There was evidence of a dose-response relationship, with a linear association between BP values and recurrent ICH.

Elevated BP after both lobar and nonlobar ICH is associated with increased risk of recurrent ICH. If these results are confirmed, current recommendations for BP control after ICH may be inadequate. Clinical trials are needed to determine the optimal degree of BP reduction for prevention of recurrent ICH and minimization of side effects.

Convergent Molecular Pathways May Lead to Targeted Therapies for Autism

Autism is a neuropsychiatric syndrome characterized by deficits in social communication and interactions and restrictive, repetitive behavior. Daniel H. Geschwind, MD, PhD, University of California, Los Angeles School of Medicine, Los Angeles, California, USA, discussed progress in the past 2 decades of genetic research in autism spectrum disorders (ASDs) and explored the potential for using autism risk genes to develop targeted treatments.

Two large, open resources for ASD genetics are available. The Autism Genetic Resource Exchange, founded in 1998, includes > 1500 families and 6000 individuals. The Simons Simplex Collection comprises 2700 families and > 10 000 individuals. Both resources have large-scale genetic and phenotypic data. Twelve major linkage studies (1998-2009) and genome-wide association studies have revealed the genetic heterogeneity of ASDs [Abrahams BS, Geschwind DH. Nat Rev Genet. 2008].

Major advances were made in 2012, said Dr Geschwind, when 4 groups published results of exome sequencing in almost 1000 patients with ASDs. Several dozen mutations were identified, including several observed more than once; however, most appear to increase ASDs risk rather than cause ASDs. The most frequent genes (CHD8, DYRK1A, GRIN2B, TBR1, PTEN, and TBL1XR1) account for < 1% of cases. Based on these findings, Dr Geschwind estimated that > 500 genes contribute to ASDs. These results were confirmed in a study on > 2500 families [Iossifov I et al. Nature. 2014].

More than 100 genes contributing to ASDs have been identified.
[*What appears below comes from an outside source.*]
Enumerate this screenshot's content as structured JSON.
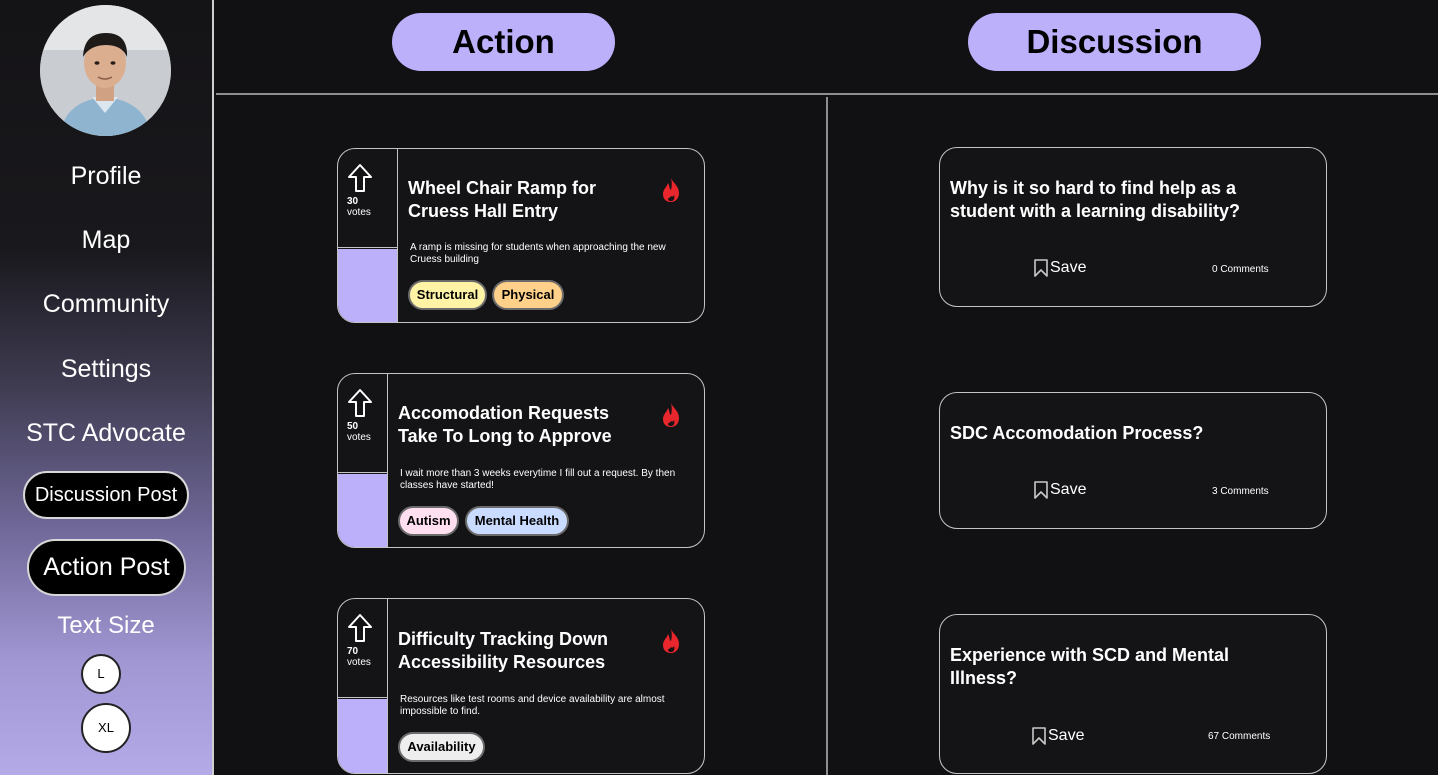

Development of targeted treatments for this extremely heterogeneic disorder might depend on using integrative genomics to find points of convergence among these genes at molecular and cellular levels and across brain circuits [Parikshak NN et al. Cell. 2013; Berg JM, Geschwind DH. Genome Biol. 2012]. A working model shows how major ASD risk genes might converge and lead to autism (Figure 2) [Geschwind DH. Trends Cogn Sci. 2011].

Figure 2.

Levels of Convergence in ASD

ASD, autism spectrum disorder.

Reprinted from Geschwind DH. Genetics of autism spectrum disorders. Trends Cogn Sci. 2011;15:409-416. With permission from Elsevier Ltd.
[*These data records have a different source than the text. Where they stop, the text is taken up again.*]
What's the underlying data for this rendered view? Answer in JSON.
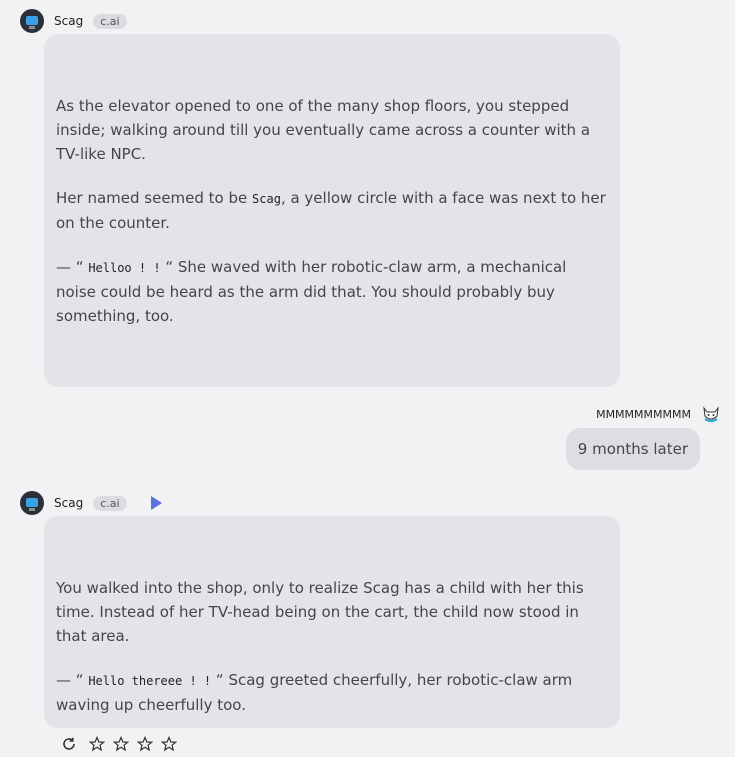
{
  "messages": [
    {
      "sender": "Scag",
      "badge": "c.ai",
      "paragraphs": [
        {
          "text": "As the elevator opened to one of the many shop floors, you stepped inside; walking around till you eventually came across a counter with a TV-like NPC."
        },
        {
          "before": "Her named seemed to be ",
          "code": "Scag",
          "after": ", a yellow circle with a face was next to her on the counter."
        },
        {
          "before": "— “ ",
          "code": "Helloo ! !",
          "after": " “ She waved with her robotic-claw arm, a mechanical noise could be heard as the arm did that. You should probably buy something, too."
        }
      ]
    },
    {
      "sender": "MMMMMMMMMM",
      "text": "9 months later"
    },
    {
      "sender": "Scag",
      "badge": "c.ai",
      "paragraphs": [
        {
          "text": "You walked into the shop, only to realize Scag has a child with her this time. Instead of her TV-head being on the cart, the child now stood in that area."
        },
        {
          "before": "— “ ",
          "code": "Hello thereee ! !",
          "after": " “ Scag greeted cheerfully, her robotic-claw arm waving up cheerfully too."
        }
      ]
    }
  ],
  "icons": {
    "play": "play-icon",
    "refresh": "refresh-icon",
    "star": "star-icon"
  },
  "rating": {
    "max": 5,
    "value": 0
  },
  "colors": {
    "accent": "#5a73e0",
    "bubble": "#e4e4e8",
    "background": "#f2f2f4"
  }
}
While ASD risk is largely genetic, its etiology is multifactorial and heterogeneous. Even so, convergent evidence from transcriptional networks can be used to examine the neural systems basis of ASDs. Genetic findings are a starting point for creating in vitro and in vivo models, and systems biology approaches can be used to identify potential convergent molecular pathways.